It is not different from warnings that appear on television shows, video games or music. People still decide whether or not to view or use the media. The term simply helps survivors make informed decision based on his or own individual needs. Just as a television viewer has a choice of whether or not to change the channel when a program comes on with the familiar “the following program may be disturbing to some audiences” advisory, anyone who encounters a TW still faces the choice of whether to keep reading or to scroll on by.
Trigger warnings are not a way of avoiding the uncomfortable or the offensive. Survivors who have PTSD live with those feelings daily. A TW at the top of a post serves as an advisory that the material could be emotionally damaging.

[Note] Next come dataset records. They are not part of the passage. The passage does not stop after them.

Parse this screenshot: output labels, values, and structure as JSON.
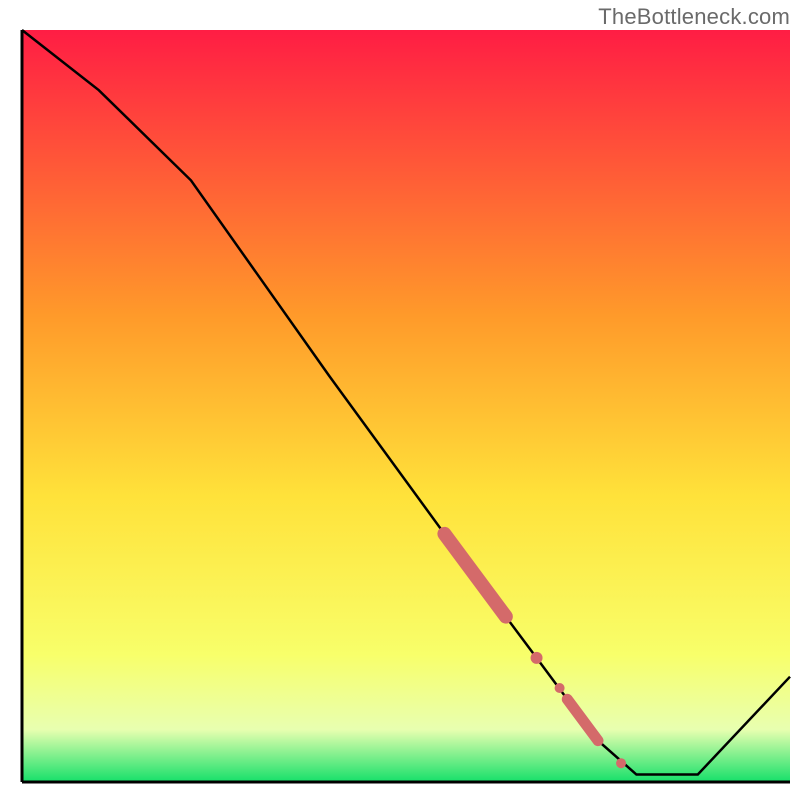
{
  "watermark": "TheBottleneck.com",
  "colors": {
    "axis": "#000000",
    "line": "#000000",
    "marker": "#d46a6a",
    "gradient_top": "#ff1d44",
    "gradient_mid1": "#ff9a2a",
    "gradient_mid2": "#ffe23a",
    "gradient_mid3": "#f8ff6a",
    "gradient_bottom": "#16e06a"
  },
  "chart_data": {
    "type": "line",
    "title": "",
    "xlabel": "",
    "ylabel": "",
    "xlim": [
      0,
      100
    ],
    "ylim": [
      0,
      100
    ],
    "series": [
      {
        "name": "curve",
        "x": [
          0,
          10,
          22,
          40,
          55,
          59,
          63,
          67,
          71,
          75,
          80,
          88,
          100
        ],
        "y": [
          100,
          92,
          80,
          54,
          33,
          27.5,
          22,
          16.5,
          11,
          5.5,
          1,
          1,
          14
        ]
      }
    ],
    "markers": [
      {
        "name": "thick-segment",
        "type": "segment",
        "x0": 55,
        "y0": 33,
        "x1": 63,
        "y1": 22,
        "width": 14
      },
      {
        "name": "dot-1",
        "type": "dot",
        "x": 67,
        "y": 16.5,
        "r": 6
      },
      {
        "name": "dot-2",
        "type": "dot",
        "x": 70,
        "y": 12.5,
        "r": 5
      },
      {
        "name": "thick-segment-2",
        "type": "segment",
        "x0": 71,
        "y0": 11,
        "x1": 75,
        "y1": 5.5,
        "width": 11
      },
      {
        "name": "dot-3",
        "type": "dot",
        "x": 78,
        "y": 2.5,
        "r": 5
      }
    ],
    "gradient_bands": [
      {
        "y": 100,
        "color": "gradient_top"
      },
      {
        "y": 60,
        "color": "gradient_mid1"
      },
      {
        "y": 35,
        "color": "gradient_mid2"
      },
      {
        "y": 15,
        "color": "gradient_mid3"
      },
      {
        "y": 0,
        "color": "gradient_bottom"
      }
    ]
  }
}
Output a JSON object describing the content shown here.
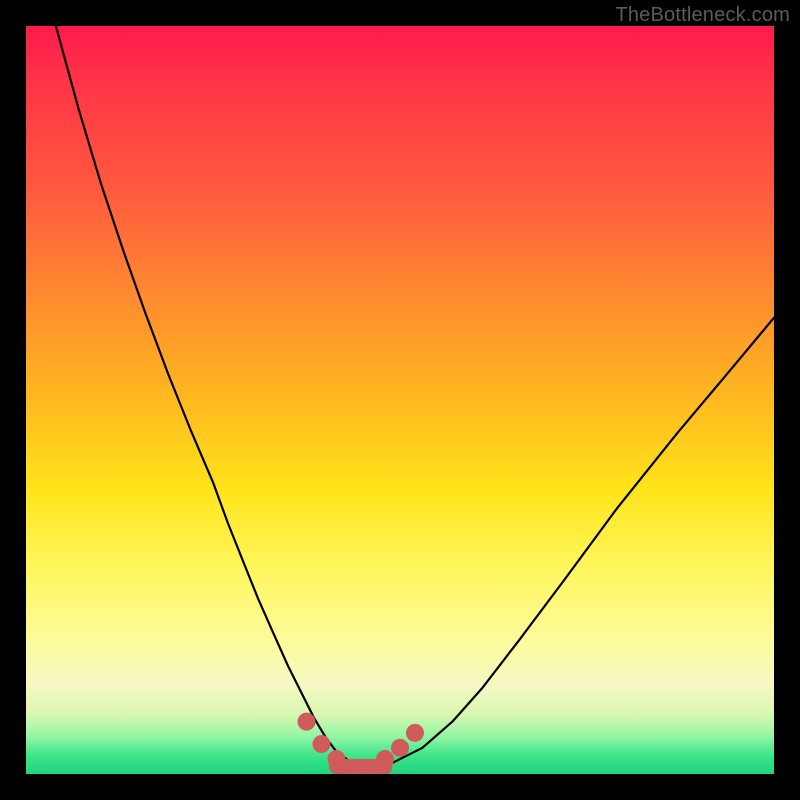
{
  "watermark": "TheBottleneck.com",
  "chart_data": {
    "type": "line",
    "title": "",
    "xlabel": "",
    "ylabel": "",
    "xlim": [
      0,
      100
    ],
    "ylim": [
      0,
      100
    ],
    "series": [
      {
        "name": "bottleneck-curve",
        "x": [
          4,
          7,
          10,
          13,
          16,
          19,
          22,
          25,
          27,
          29,
          31,
          33,
          35,
          37,
          38.5,
          40,
          41.5,
          43.5,
          46,
          49,
          53,
          57,
          61,
          66,
          72,
          79,
          87,
          95,
          100
        ],
        "values": [
          100,
          89,
          79,
          70,
          61.5,
          53.5,
          46,
          39,
          33.5,
          28.5,
          23.5,
          19,
          14.5,
          10.5,
          7.5,
          5,
          3,
          1.5,
          1,
          1.5,
          3.5,
          7,
          11.5,
          18,
          26,
          35.5,
          45.5,
          55,
          61
        ]
      }
    ],
    "markers": {
      "name": "trough-dots",
      "x": [
        37.5,
        39.5,
        41.5,
        48,
        50,
        52
      ],
      "values": [
        7,
        4,
        2,
        2,
        3.5,
        5.5
      ]
    },
    "trough_segment": {
      "x0": 41.5,
      "x1": 48,
      "y": 1
    },
    "background_gradient": {
      "top": "#ff1a4d",
      "mid": "#ffe41a",
      "bottom": "#1dd47e"
    }
  }
}
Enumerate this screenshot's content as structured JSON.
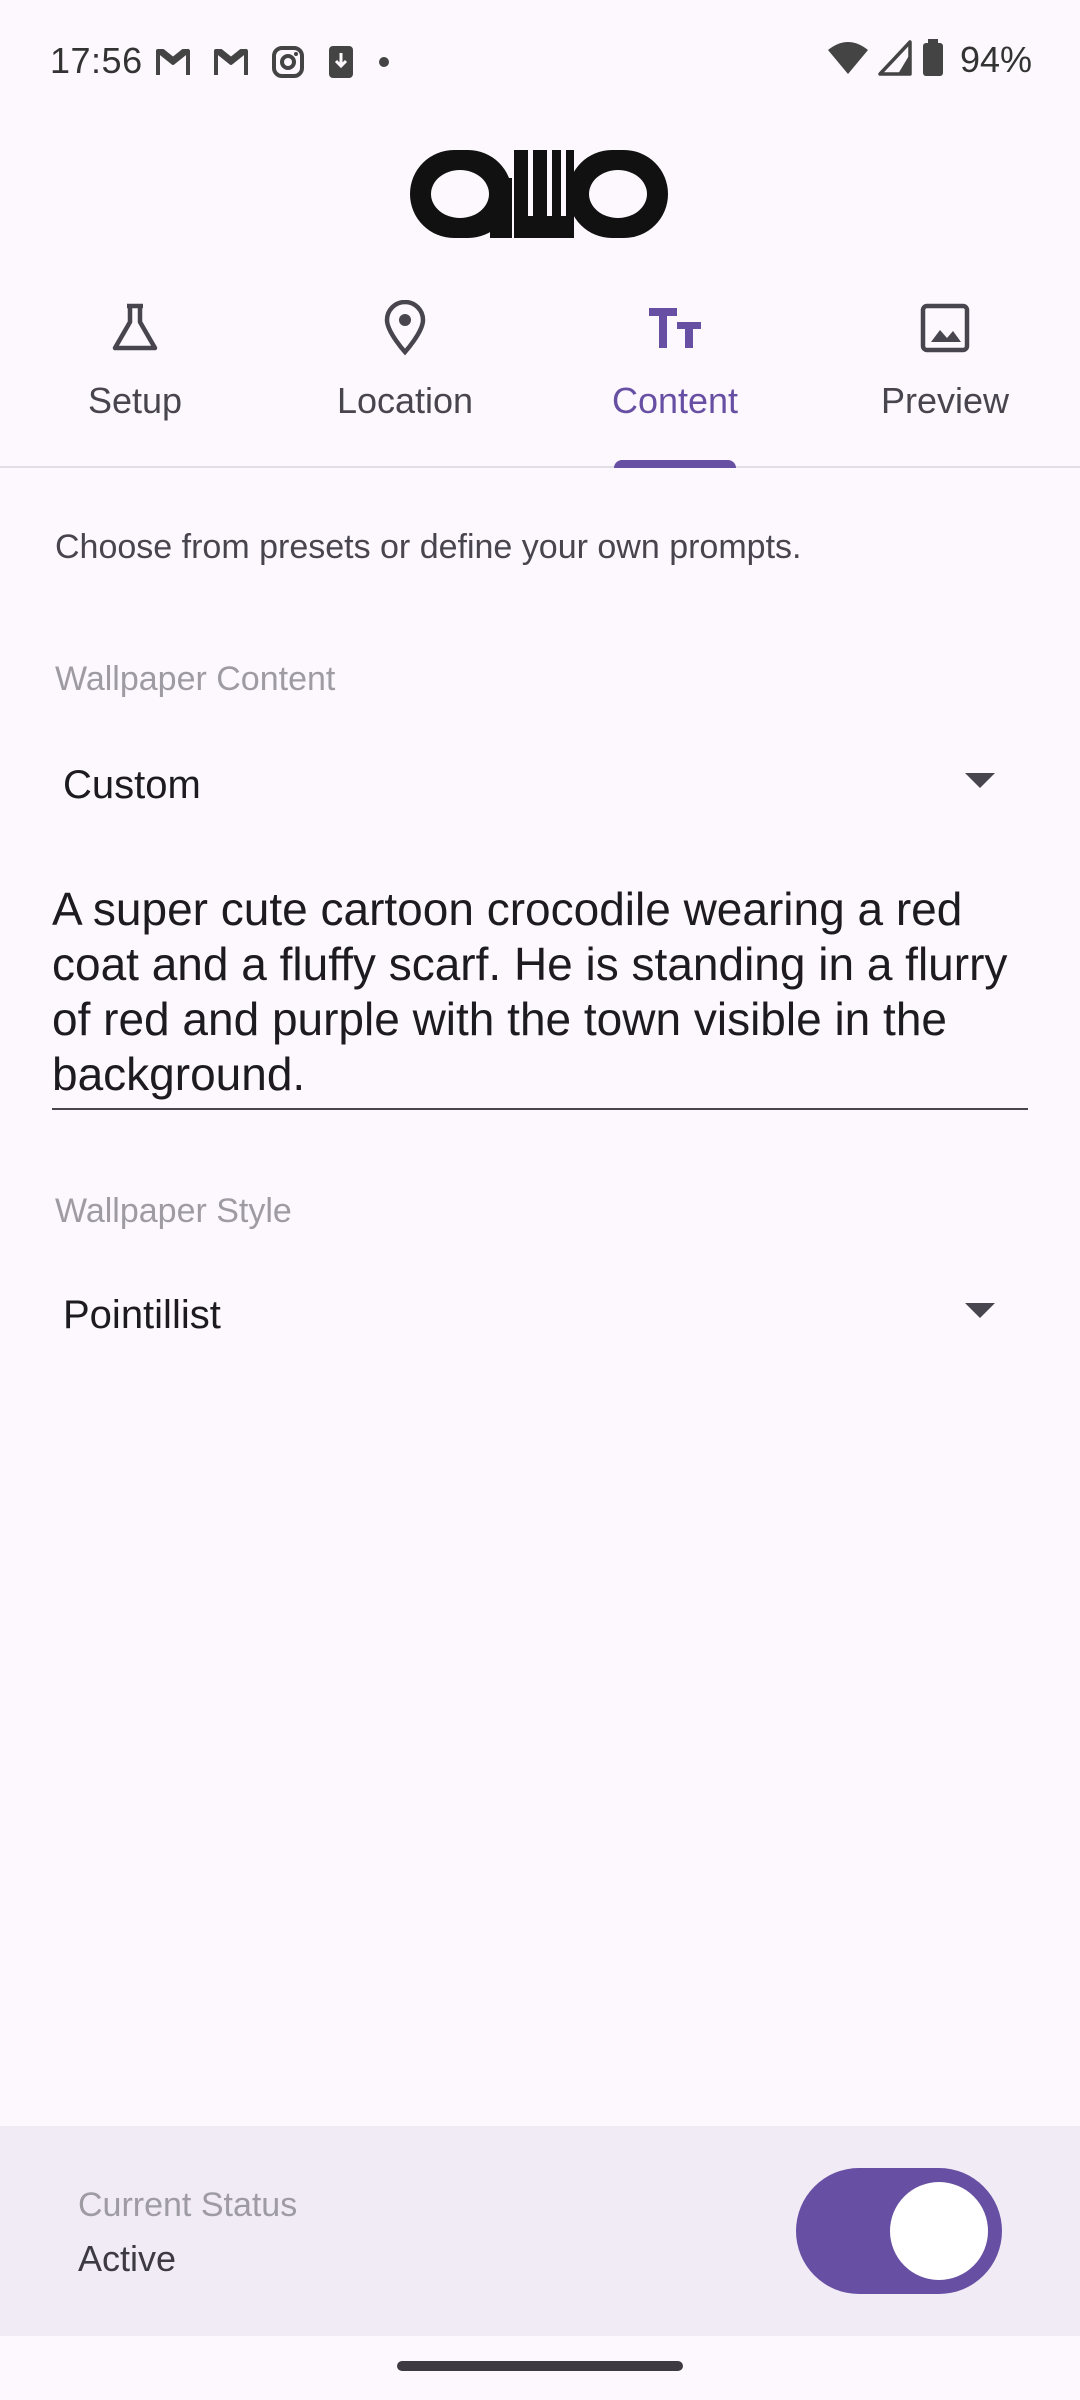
{
  "status_bar": {
    "time": "17:56",
    "left_icons": [
      "gmail-icon",
      "gmail-icon",
      "instagram-icon",
      "download-icon",
      "dot-icon"
    ],
    "right_icons": [
      "wifi-icon",
      "signal-icon",
      "battery-icon"
    ],
    "battery": "94%"
  },
  "app": {
    "logo_name": "app-logo"
  },
  "tabs": [
    {
      "label": "Setup",
      "icon": "flask-icon",
      "active": false
    },
    {
      "label": "Location",
      "icon": "location-pin-icon",
      "active": false
    },
    {
      "label": "Content",
      "icon": "text-fields-icon",
      "active": true
    },
    {
      "label": "Preview",
      "icon": "image-icon",
      "active": false
    }
  ],
  "content": {
    "description": "Choose from presets or define your own prompts.",
    "wallpaper_content": {
      "label": "Wallpaper Content",
      "selected": "Custom"
    },
    "prompt": "A super cute cartoon crocodile wearing a red coat and a fluffy scarf. He is standing in a flurry of red and purple with the town visible in the background.",
    "wallpaper_style": {
      "label": "Wallpaper Style",
      "selected": "Pointillist"
    }
  },
  "status_panel": {
    "label": "Current Status",
    "value": "Active",
    "toggle_on": true
  },
  "colors": {
    "accent": "#6750A4",
    "background": "#FCF8FD",
    "panel": "#F1EBF5"
  }
}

The reader can then decide to read the post or skip to another based on the needs of the survivor.
The use of trigger warning spread because it fit a need. The practice spread as survivors opened other online support forums. Having a warning label for potentially triggering articles and posts helped create a safe environment for sharing and support. It gave survivors a sense of empowerment that led to higher self-confidence. The term helped bring healing so that survivors could overcome PTSD and live life to the fullest. In the forums, I saw the term trigger warning help people recover from some of the worst social ills in society.
I think that the current interest level speaks to the continued need (and hopefully increased sensitivity) toward individuals who struggle with PTSD. If two little words will make that possible for college students who have PTSD, then shouldn’t the discussions be worth having? At least 24 people a minute will think so.